A large part of genealogy is determining what information is right and what is wrong so you aren't just trying to avoid wrong information.

Sometimes you can't tell if information is right or wrong for a long time. That gets into some serious genealogy skills (mainly correlation which means comparing information against other information, hence you have to have gathered multiple sets of information to compare---which is why it might take time).

If you're starting, you don't worry about what correlation is or if you need to do it (yet).

Instead, what you need to do is gather information from good sources and keep track of how you learned that information.

Asking your mother about her life, things she remembers or was told by her family, is a good source for that information.

If she starts telling you about things she learned on the Internet, well, you don't know if that information is correct.

Genealogy is full of people with the same names. It's full of people with the same names, living in the same place, and around the same age (hint, they're often cousins, so that really unusual family name, it'll lead you just as astray as "John Smith").

Social security numbers, or other "unique" human identifiers are a recent invention. Essentially, you will not be doing research that has such simple ways to be sure two people are the same person or different people. Just accept it now that it's hard to be sure you've found the right person when doing genealogy.

This is why today's newbies are creating problems from the start if they start online.

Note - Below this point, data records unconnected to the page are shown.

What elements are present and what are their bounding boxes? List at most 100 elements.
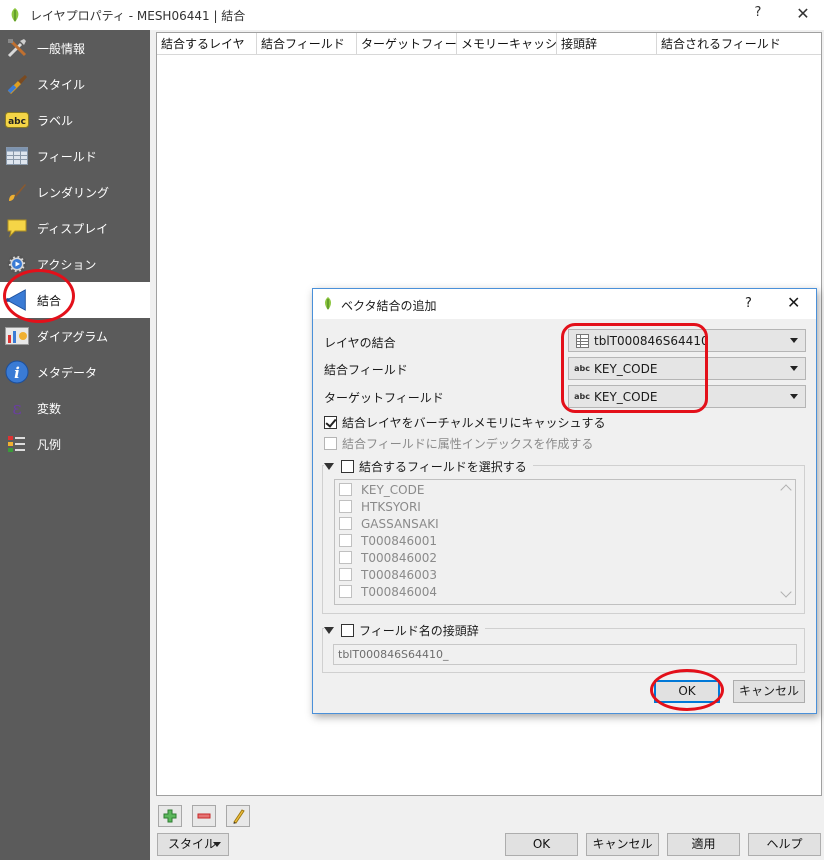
field-type-badge: abc — [574, 364, 590, 373]
sidebar-item-rendering[interactable]: レンダリング — [0, 174, 150, 210]
column-header-memory-cache[interactable]: メモリーキャッシュ — [457, 33, 557, 55]
sidebar-item-joins[interactable]: 結合 — [0, 282, 150, 318]
svg-text:ɛ: ɛ — [12, 398, 21, 419]
list-item-label: T000846002 — [361, 550, 438, 565]
add-vector-join-dialog: ベクタ結合の追加 ? ✕ レイヤの結合 tblT000846S64410 結合フ… — [312, 288, 817, 714]
list-item-checkbox[interactable] — [339, 568, 352, 581]
chevron-down-icon — [213, 842, 221, 847]
dialog-cancel-button[interactable]: キャンセル — [733, 680, 805, 703]
list-item-label: T000846003 — [361, 567, 438, 582]
list-item-label: T000846001 — [361, 533, 438, 548]
sidebar-item-diagrams[interactable]: ダイアグラム — [0, 318, 150, 354]
scroll-down-icon[interactable] — [780, 586, 792, 598]
sidebar-item-label: メタデータ — [37, 365, 98, 380]
sidebar-item-variables[interactable]: ɛ 変数 — [0, 390, 150, 426]
list-scrollbar[interactable] — [778, 480, 795, 604]
target-field-combo[interactable]: abc KEY_CODE — [568, 385, 806, 408]
tools-icon — [5, 36, 29, 60]
list-item[interactable]: T000846004 — [339, 583, 437, 600]
list-item[interactable]: KEY_CODE — [339, 481, 424, 498]
sidebar-item-labels[interactable]: abc ラベル — [0, 102, 150, 138]
speech-bubble-icon — [5, 216, 29, 240]
column-header-target-field[interactable]: ターゲットフィールド — [357, 33, 457, 55]
sidebar-item-label: スタイル — [37, 77, 86, 92]
join-field-combo[interactable]: abc KEY_CODE — [568, 357, 806, 380]
field-prefix-input[interactable]: tblT000846S64410_ — [333, 644, 797, 665]
sidebar-item-label: レンダリング — [37, 185, 110, 200]
column-header-joined-fields[interactable]: 結合されるフィールド — [657, 33, 821, 55]
sidebar-item-style[interactable]: スタイル — [0, 66, 150, 102]
sidebar-item-actions[interactable]: アクション — [0, 246, 150, 282]
sidebar-item-fields[interactable]: フィールド — [0, 138, 150, 174]
svg-text:i: i — [14, 364, 20, 382]
properties-sidebar: 一般情報 スタイル abc ラベル フィールド レンダリング ディスプレイ アク… — [0, 30, 150, 860]
joined-fields-list[interactable]: KEY_CODE HTKSYORI GASSANSAKI T000846001 … — [334, 479, 796, 605]
dialog-help-button[interactable]: ? — [745, 296, 752, 311]
help-button[interactable]: ヘルプ — [748, 833, 821, 856]
join-layer-label: レイヤの結合 — [324, 336, 396, 350]
list-item-label: HTKSYORI — [361, 499, 421, 514]
diagram-icon — [5, 324, 29, 348]
join-field-value: KEY_CODE — [594, 361, 658, 376]
join-field-label: 結合フィールド — [324, 363, 408, 377]
column-header-join-layer[interactable]: 結合するレイヤ — [157, 33, 257, 55]
svg-text:abc: abc — [8, 117, 26, 127]
cache-join-layer-label: 結合レイヤをバーチャルメモリにキャッシュする — [342, 416, 606, 430]
list-item-checkbox[interactable] — [339, 500, 352, 513]
select-fields-label: 結合するフィールドを選択する — [359, 460, 527, 474]
collapse-triangle-icon[interactable] — [324, 627, 334, 634]
window-close-button[interactable]: ✕ — [792, 4, 814, 26]
list-item-label: KEY_CODE — [361, 482, 425, 497]
legend-icon — [5, 432, 29, 456]
cancel-button[interactable]: キャンセル — [586, 833, 659, 856]
field-prefix-checkbox[interactable] — [341, 624, 354, 637]
remove-join-button[interactable] — [192, 805, 216, 827]
column-header-prefix[interactable]: 接頭辞 — [557, 33, 657, 55]
dialog-ok-button[interactable]: OK — [654, 680, 720, 703]
add-join-button[interactable] — [158, 805, 182, 827]
sidebar-item-label: ディスプレイ — [37, 221, 109, 236]
list-item-checkbox[interactable] — [339, 517, 352, 530]
scroll-up-icon[interactable] — [780, 484, 792, 496]
sidebar-item-label: ダイアグラム — [37, 329, 109, 344]
list-item[interactable]: T000846001 — [339, 532, 437, 549]
sidebar-item-label: アクション — [37, 257, 97, 272]
chevron-down-icon — [790, 366, 798, 371]
list-item[interactable]: GASSANSAKI — [339, 515, 439, 532]
list-item[interactable]: T000846003 — [339, 566, 437, 583]
style-menu-button[interactable]: スタイル — [157, 833, 229, 856]
list-item-checkbox[interactable] — [339, 483, 352, 496]
abc-label-icon: abc — [5, 108, 29, 132]
list-item-checkbox[interactable] — [339, 534, 352, 547]
window-title: レイヤプロパティ - MESH06441 | 結合 — [30, 9, 246, 23]
cache-join-layer-checkbox[interactable]: 結合レイヤをバーチャルメモリにキャッシュする — [324, 414, 606, 431]
edit-join-button[interactable] — [226, 805, 250, 827]
target-field-value: KEY_CODE — [594, 389, 658, 404]
list-item[interactable]: T000846002 — [339, 549, 437, 566]
collapse-triangle-icon[interactable] — [324, 463, 334, 470]
join-layer-combo[interactable]: tblT000846S64410 — [568, 329, 806, 352]
list-item-checkbox[interactable] — [339, 585, 352, 598]
window-help-button[interactable]: ? — [748, 5, 768, 25]
table-layer-icon — [574, 333, 590, 348]
select-fields-checkbox[interactable] — [341, 460, 354, 473]
list-item-checkbox[interactable] — [339, 551, 352, 564]
ok-button[interactable]: OK — [505, 833, 578, 856]
column-header-join-field[interactable]: 結合フィールド — [257, 33, 357, 55]
checkbox-checked[interactable] — [324, 416, 337, 429]
sidebar-item-legend[interactable]: 凡例 — [0, 426, 150, 462]
sidebar-item-label: 一般情報 — [37, 41, 86, 56]
qgis-leaf-icon — [325, 297, 331, 310]
select-fields-group-header[interactable]: 結合するフィールドを選択する — [324, 458, 533, 475]
list-item[interactable]: HTKSYORI — [339, 498, 421, 515]
sidebar-item-label: 凡例 — [37, 437, 62, 452]
sidebar-item-metadata[interactable]: i メタデータ — [0, 354, 150, 390]
info-icon: i — [5, 360, 29, 384]
sidebar-item-general[interactable]: 一般情報 — [0, 30, 150, 66]
join-arrow-icon — [5, 288, 29, 312]
apply-button[interactable]: 適用 — [667, 833, 740, 856]
dialog-close-button[interactable]: ✕ — [787, 293, 800, 312]
sidebar-item-display[interactable]: ディスプレイ — [0, 210, 150, 246]
field-prefix-group-header[interactable]: フィールド名の接頭辞 — [324, 622, 485, 639]
field-type-badge: abc — [574, 392, 590, 401]
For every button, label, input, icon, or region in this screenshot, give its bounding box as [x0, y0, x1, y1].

The information you personally know or a relative personally knows (versus "know" from seeing it in an online family tree or from doing research) is more likely to help you identify the right person when you are ready to start "research" ("research" versus talking to relatives).

Information from relatives can still be wrong but it's insanely valuable. Sometimes even wrong information from a relative can lead you to the right information. Wrong information online will often just drive you crazy.

So record personal knowledge from any family you can. Don't just get the facts, get the stories. The stories are what will help you untangle incorrect information as well as making your family history come alive.

Capture that information now, while you can. You never know what will happen that prevents you from getting it later.